I'm glad Kavanaugh was confirmed, and glad Susan Collins voted to confirm him. But her efforts to quash political spending by her opponents are blatantly at odds with the Constitution she swore to support and defend.
The Google LFOD News Alert alerted us to an
unexpected source: an interview with Karen Traister in the Nation
Politics of Women’s Anger. What's up, Karen?
[Interviewer] Jon Wiener: The New York Times page-one headline after Brett Kavanaugh’s testimony read, “A Nominee is Rescued By a Display of Rage.” I wonder if you have any comment on that.
Rebecca Traister: One of the things I write about in the book [Good and Mad: The Revolutionary Power of Women’s Anger] is the issue of whose rage is taken seriously as politically valid and politically consequential. Of course, I finished writing this book months before the Kavanaugh hearings. I wrote about how the kind of political rage that we take seriously is the rage of powerful white men. Our founding lullaby is the founders’ rage, the anger that undergirded the American Revolution: “Give me liberty, or Give me death!” “Live free or die!”
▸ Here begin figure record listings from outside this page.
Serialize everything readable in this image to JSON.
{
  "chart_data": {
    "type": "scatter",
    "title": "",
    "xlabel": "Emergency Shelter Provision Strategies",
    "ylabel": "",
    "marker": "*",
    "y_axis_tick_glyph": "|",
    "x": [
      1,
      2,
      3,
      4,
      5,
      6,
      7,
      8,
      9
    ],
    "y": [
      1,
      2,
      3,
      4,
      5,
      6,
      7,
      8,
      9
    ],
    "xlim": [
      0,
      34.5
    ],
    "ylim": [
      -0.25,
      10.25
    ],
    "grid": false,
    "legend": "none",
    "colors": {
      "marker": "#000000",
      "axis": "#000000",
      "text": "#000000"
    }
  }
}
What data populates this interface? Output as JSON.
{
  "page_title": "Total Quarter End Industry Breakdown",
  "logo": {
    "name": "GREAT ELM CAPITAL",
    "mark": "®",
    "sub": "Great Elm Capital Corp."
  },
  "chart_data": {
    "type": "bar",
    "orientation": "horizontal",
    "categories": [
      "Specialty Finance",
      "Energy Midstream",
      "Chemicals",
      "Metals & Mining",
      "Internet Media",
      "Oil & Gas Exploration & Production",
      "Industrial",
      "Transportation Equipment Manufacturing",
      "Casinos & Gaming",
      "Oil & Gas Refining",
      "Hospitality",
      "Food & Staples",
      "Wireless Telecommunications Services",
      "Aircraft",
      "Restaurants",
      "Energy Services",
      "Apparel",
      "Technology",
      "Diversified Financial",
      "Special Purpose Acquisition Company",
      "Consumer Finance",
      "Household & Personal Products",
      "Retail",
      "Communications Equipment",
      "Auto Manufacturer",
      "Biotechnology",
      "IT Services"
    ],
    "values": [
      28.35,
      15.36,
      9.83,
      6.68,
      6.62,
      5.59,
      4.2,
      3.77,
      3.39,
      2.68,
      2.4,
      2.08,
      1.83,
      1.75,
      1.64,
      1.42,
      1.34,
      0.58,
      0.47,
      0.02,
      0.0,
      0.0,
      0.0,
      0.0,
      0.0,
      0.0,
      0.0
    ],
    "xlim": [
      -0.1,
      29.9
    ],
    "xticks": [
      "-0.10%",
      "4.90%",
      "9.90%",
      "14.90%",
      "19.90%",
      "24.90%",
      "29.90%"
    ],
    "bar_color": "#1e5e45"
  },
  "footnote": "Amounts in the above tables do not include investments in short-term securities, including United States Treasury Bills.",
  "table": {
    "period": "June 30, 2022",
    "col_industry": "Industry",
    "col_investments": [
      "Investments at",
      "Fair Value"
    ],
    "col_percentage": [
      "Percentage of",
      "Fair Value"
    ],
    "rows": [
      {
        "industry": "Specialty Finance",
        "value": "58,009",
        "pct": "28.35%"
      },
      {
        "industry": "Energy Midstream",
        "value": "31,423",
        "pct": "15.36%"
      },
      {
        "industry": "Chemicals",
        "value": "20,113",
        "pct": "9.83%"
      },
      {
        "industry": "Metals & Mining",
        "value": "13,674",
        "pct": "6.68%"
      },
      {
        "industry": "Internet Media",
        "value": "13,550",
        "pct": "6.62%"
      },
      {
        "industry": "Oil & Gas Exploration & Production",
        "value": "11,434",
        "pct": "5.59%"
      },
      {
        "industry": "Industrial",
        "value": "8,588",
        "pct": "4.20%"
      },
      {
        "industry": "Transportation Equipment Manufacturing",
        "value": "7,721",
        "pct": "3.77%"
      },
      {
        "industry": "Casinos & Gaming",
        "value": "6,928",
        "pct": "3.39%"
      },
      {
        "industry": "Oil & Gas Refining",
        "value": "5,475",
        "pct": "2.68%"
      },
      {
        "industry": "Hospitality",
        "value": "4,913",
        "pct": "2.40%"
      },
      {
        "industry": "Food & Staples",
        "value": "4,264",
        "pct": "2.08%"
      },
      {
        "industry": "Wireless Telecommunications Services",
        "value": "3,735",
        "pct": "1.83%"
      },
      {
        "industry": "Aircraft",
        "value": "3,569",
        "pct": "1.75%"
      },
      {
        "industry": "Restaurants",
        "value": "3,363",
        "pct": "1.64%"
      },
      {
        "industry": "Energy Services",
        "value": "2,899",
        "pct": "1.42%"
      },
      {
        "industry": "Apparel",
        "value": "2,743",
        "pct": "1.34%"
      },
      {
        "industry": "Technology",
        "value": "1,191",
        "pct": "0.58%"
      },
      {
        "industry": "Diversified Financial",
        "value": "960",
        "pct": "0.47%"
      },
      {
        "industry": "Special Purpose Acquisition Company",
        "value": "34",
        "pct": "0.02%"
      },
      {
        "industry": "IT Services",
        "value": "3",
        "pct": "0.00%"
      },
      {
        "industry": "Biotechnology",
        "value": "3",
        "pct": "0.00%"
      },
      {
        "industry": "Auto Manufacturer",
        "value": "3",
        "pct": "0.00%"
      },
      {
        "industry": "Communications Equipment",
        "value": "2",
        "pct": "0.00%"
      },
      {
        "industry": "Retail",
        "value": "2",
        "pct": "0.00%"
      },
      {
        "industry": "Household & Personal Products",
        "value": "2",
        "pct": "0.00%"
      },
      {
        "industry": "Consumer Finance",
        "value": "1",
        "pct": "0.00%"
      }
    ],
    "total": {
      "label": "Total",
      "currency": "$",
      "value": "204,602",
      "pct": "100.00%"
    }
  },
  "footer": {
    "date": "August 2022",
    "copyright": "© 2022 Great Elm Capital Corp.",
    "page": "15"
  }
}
Yeah, fine, Rebecca. It's exactly the same thing, I'm sure.
But here's something I did not know: a phrase used at the time was rage militaire, usually translated as "passion for arms". Is there a useful distinction to be made between "rage" and "passion"? I think so, but that's inconvenient to Rebecca's thesis.
At his Minneapolis Star-Tribune perch, James Lileks asks the
Does American cheese deserve to die?
The millennials’ newest victim, according to Bloomberg News, is American cheese. Processed cheese sales have been down for four years. “The product, made famous by the greatest generation, has met its match with millennials demanding nourishment from ingredients that are both recognizable and pronounceable.”
Those are peculiar criterion. “What’s in this cheese?” “Cyanide, dog hair, chlorine, lark sputum and melted Legos.” “Oh, I know those, and can pronounce them all! I’ll take a pound.”
They can have my Kraft Singles American Pasteurized Prepared Cheese Product 1GSlices when they… well, OK they can have them. I'll just buy more.